Maternal Caregivers Types and Internalized Behaviors in African American Adolescents Living in Public Housing

Schedule:
Sunday, January 14, 2018: 12:36 PM
Marquis BR Salon 13 (ML 2) (Marriott Marquis Washington DC)
* noted as presenting author
Von Nebbitt, PhD, Associate Professor, Washington University in Saint Louis, St. Louis, MO
Takashi Amano, MSW, Doctoral Student, Washington University in Saint Louis, St. Louis, MO
Margaret Lombe, PhD, Associate Professor, Boston College, Chestnut Hill, MA
Back Ground. The maternal caregiver plays an important role in the way that their adolescent children feel and think. An encouraging and supervising maternal caregiver may help youth formulate their beliefs, their self-perception and even their mental health. Involved maternal caregiver are extremely important in neighborhoods where children are exposed to community risk factors that may have deleterious effects on their internalized behaviors. Indeed, African American youth living in urban public housing face many challenges that may negatively impact attitudes and mental health. Despite the vulnerability of these youth, the promotive role of the maternal caregiver in these youth lives have not been fully explored. Furthermore, new analytic strategies such as Latent Profile Analysis are rarely used in research within these understudied communities.

Methods. Using a quasi community based participatory research design and quantitative methods, this paper contributes to this gap in knowledge by assessing how variations in maternal caregivers types are linked to their dependent adolescents’ attitudes towards deviance, self-efficacy and depressive symptoms (i.e., internalized behaviors). The sample used in this exploration include 375 African American youth (age = 15.5; SD=2.2) recruited from public housing in three large US cities.

We used a three-pronged analytic approach. First, we conducted univariate and bivariate analyses on all the study variables. Second, we performed a Latent Profile Analysis to identify maternal caregiver types based on adolescents’ self-report of their mothers’ encouraging and monitoring behaviors. Third, we ran a Multinominal Logistic Regression to assess whether there were statistically significant differences in youth’s internalized behaviors across maternal caregiver types.

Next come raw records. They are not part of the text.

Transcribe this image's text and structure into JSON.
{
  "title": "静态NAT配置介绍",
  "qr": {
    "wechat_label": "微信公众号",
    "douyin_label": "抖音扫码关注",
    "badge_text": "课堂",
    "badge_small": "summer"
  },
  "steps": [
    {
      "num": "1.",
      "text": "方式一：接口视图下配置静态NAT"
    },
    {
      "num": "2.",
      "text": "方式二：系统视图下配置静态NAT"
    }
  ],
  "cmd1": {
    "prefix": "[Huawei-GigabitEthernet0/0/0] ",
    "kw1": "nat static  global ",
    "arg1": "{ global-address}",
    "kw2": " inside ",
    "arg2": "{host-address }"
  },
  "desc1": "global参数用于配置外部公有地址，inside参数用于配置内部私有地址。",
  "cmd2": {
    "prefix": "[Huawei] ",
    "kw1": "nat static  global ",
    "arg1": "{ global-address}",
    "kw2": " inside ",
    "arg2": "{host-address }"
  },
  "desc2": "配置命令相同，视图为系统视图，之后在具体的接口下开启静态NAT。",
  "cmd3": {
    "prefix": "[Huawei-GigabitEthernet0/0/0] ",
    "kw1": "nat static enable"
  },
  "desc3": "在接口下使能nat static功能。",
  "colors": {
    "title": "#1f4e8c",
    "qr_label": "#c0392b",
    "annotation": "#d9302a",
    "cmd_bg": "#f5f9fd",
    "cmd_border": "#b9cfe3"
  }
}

Results. Results indicate that 50% of the sample is female and 47% were in early adolescence, 39% were in middle adolescence and 14.5% were in late adolescence. Three maternal types emerged from the LPA: 1) high encouraging and high monitoring class (53.5%); 2) high encouraging and moderate monitoring class (21.2%); and moderate encouraging and moderate monitoring class (25.3%). Results from the Nominal Regression Model were significant and correctly classified 70% of the cases. Parameter estimates suggest that membership in higher types of maternal caregivers were associated with significantly better conventional attitudes, significantly higher self-efficacy and significantly lower depressive symptoms.

Implications.  Results suggest that interventions developed to support maternal caregivers’ capacity to encourage and supervise their adolescents children may contribute to positive internalized behaviors in youth. Future research should explore how maternal types interact with paternal types to effects their adolescent children’s internalized behaviors.